Summary
- A team from Huawei and three academic institutions has introduced Claw-Anything, a new benchmark designed to assess AI agents in personal-assistant roles.
- OpenAI’s GPT-5.5 achieved a mere 34.5% on the pass@1 metric, significantly lower than its performance on other benchmarks, indicating potential flaws in current evaluation methods.
- The researchers also unveiled an automated data pipeline that generated 2,000 training scenarios, and fine-tuning an open-weight model on this data enhanced task success rates by 23.7%.
The concept behind AI personal assistants has remained consistent: grant the agent access to your digital life, and it will manage everything for you—emails, calendars, notes, and devices. Your AI comprehends your needs, takes action, and allows you to rest.
A research collaboration involving Huawei Technologies, Beijing Institute of Technology, Peking University, and the Chinese Academy of Sciences has now developed a benchmark to test the validity of this claim. The findings suggest that it may not hold true.
The Claw-Anything benchmark evaluates AI agents on three fronts: long-term event streams simulating over three months of user activity, an average of 10.1 interdependent backend services per task, and the ability to interact across both CLI Linux and GUI Android environments.
Each task presents an average context of 191,700 words, a stark contrast to the typical range of 1,700 to 12,000 words seen in most benchmarks. This discrepancy highlights a fundamental difference between realistic scenarios and overly specific standardized tests.
AI's understanding is lacking
Scoring is based on the pass@1 metric, which measures the likelihood that an agent will successfully complete a task on its first attempt, without retries. For instance, a task might require the agent to check a price alert for a product discovered weeks prior, find a related appointment in the user’s calendar, and execute both actions on a mobile device. Another task could involve gathering recent work from notes, email threads, and Slack to create a presentation from scratch.
These are realistic requests that users might make of their assistants, yet AI struggles with them. GPT-5.5, as previously covered by Decrypt, is OpenAI's leading model, designed for long-term, agentic tasks, yet it only scored 34.5%.
The Claw-Anything paper states, "Current models remain unreliable even when provided with broader access to the user's digital environment." Several models that performed well on other benchmarks saw their scores decline significantly.

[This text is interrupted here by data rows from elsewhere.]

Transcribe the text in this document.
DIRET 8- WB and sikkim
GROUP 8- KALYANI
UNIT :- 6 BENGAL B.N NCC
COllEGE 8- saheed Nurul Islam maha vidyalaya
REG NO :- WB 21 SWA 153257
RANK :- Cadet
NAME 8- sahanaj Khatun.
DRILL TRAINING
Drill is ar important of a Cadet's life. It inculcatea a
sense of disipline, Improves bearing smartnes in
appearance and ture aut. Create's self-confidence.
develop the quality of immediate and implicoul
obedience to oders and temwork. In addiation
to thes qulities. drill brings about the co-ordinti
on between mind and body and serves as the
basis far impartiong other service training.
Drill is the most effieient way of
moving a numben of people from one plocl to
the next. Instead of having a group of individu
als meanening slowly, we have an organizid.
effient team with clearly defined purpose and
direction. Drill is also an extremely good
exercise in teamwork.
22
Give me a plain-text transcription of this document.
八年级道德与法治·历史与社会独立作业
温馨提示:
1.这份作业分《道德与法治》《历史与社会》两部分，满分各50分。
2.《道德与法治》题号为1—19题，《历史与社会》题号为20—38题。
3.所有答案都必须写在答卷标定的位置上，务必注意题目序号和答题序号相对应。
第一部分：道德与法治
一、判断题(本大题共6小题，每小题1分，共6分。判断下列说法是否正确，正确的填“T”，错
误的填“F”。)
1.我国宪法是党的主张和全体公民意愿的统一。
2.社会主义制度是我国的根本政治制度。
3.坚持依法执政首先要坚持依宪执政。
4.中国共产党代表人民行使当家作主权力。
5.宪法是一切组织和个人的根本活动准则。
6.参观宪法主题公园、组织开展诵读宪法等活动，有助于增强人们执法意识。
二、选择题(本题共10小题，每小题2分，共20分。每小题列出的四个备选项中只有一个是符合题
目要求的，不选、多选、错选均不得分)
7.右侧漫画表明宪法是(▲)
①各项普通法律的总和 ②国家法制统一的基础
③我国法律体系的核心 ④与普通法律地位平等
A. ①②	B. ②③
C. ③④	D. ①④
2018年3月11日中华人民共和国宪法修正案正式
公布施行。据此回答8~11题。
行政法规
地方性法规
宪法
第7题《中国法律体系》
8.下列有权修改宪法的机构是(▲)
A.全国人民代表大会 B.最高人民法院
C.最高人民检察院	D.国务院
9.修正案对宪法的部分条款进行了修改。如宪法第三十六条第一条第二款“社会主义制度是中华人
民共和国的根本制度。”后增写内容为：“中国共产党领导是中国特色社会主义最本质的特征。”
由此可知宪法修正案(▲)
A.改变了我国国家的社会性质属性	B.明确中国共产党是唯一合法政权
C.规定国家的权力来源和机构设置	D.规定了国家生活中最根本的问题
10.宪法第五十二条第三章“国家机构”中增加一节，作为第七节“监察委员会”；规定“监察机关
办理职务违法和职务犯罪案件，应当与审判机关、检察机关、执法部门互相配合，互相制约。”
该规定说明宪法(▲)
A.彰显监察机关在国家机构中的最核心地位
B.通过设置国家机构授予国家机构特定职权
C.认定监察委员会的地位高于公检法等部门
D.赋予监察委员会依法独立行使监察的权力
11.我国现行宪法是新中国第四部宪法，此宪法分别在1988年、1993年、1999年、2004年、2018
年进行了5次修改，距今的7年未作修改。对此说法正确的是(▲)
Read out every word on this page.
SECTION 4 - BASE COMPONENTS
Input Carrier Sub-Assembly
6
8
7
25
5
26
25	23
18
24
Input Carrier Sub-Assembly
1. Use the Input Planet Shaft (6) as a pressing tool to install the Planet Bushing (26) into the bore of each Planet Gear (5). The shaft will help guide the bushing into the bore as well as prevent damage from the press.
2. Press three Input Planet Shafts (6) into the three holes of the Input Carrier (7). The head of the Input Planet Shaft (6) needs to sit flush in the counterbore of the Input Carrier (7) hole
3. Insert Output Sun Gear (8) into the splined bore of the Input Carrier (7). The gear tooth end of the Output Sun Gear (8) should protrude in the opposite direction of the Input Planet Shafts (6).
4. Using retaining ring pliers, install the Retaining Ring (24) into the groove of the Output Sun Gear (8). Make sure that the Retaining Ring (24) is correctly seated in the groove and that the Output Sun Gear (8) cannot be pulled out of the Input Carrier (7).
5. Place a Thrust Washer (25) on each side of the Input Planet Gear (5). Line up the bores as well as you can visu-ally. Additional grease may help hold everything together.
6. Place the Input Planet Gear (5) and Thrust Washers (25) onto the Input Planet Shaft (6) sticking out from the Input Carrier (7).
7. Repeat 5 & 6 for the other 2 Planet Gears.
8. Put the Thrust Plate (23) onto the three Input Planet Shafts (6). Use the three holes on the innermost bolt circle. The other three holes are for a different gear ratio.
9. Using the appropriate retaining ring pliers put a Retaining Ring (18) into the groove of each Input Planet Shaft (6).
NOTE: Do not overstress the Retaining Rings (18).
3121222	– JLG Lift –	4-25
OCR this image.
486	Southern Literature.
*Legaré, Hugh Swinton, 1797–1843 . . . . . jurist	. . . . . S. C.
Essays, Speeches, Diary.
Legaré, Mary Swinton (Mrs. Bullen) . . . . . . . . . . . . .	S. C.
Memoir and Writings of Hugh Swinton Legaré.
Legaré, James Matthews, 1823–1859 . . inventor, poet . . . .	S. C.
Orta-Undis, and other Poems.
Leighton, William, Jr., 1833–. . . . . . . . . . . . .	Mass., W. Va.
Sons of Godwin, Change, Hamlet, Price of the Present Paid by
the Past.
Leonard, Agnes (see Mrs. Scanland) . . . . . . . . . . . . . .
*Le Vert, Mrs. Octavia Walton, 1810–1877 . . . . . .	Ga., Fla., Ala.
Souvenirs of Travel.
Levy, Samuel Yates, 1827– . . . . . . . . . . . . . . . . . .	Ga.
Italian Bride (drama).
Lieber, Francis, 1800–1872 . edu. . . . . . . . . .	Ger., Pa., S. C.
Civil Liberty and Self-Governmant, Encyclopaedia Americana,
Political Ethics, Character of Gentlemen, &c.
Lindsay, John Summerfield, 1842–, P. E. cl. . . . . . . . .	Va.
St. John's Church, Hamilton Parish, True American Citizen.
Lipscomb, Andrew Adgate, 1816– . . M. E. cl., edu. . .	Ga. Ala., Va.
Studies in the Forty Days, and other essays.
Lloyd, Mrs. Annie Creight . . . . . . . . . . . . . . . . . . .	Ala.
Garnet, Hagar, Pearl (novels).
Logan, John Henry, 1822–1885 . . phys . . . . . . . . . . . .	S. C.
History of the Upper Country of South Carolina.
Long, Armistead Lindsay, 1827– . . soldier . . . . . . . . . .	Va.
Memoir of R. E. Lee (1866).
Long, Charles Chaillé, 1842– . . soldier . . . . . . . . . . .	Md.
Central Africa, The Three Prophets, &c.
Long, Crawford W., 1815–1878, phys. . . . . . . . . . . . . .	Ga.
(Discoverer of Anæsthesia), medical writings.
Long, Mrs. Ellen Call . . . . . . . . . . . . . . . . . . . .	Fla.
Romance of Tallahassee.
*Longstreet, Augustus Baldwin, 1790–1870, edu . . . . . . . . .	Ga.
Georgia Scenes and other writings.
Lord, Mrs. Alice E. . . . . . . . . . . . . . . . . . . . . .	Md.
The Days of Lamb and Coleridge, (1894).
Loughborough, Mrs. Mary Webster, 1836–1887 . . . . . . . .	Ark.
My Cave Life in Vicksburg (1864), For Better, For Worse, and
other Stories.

This benchmark also evaluates proactive assistance separately, which involves the agent identifying a need and acting without explicit prompts. Most existing benchmarks do not assess this aspect. Claw-Anything does, revealing a significant disparity: agents scored 25.9% on reactive tasks and only 6.7% on proactive tasks.
Why traditional benchmarks fall short
The researchers argue that existing benchmarks treat AI agents as mere task solvers in an ideal environment. In contrast, Claw-Anything simulates personal assistants navigating the complexities of real life—irrelevant events, conflicting information, and accumulated noise over months. The agent must discern what is pertinent before it can perform effectively.
The results from the ablation studies highlight the importance of multi-service dependencies. When tools necessary for cross-service tasks were excluded, success rates plummeted to nearly zero, as many tasks require agents to gather information and act across various backends rather than being confined to a single one.
This issue is not entirely new in AI evaluation. Earlier this year, OpenAI acknowledged that the SWE-bench was compromised after scores fell from around 70% to 23% on a more reliable version, which was a matter of data integrity. The current issue, however, raises more fundamental questions about whether the benchmarks are assessing the right criteria.
On a positive note, the research team released the pipeline that created the benchmark alongside 2,000 training environments. By fine-tuning Qwen3.5-27B on 1,500 successful agent trajectories, they increased the pass@1 score by 23.7%, surpassing several closed-source models in the rankings, including Claude Sonnet.
The researchers point to cross-service coordination as the main challenge remaining for the field. The dataset is available on Hugging Face, and the code can be found on GitHub.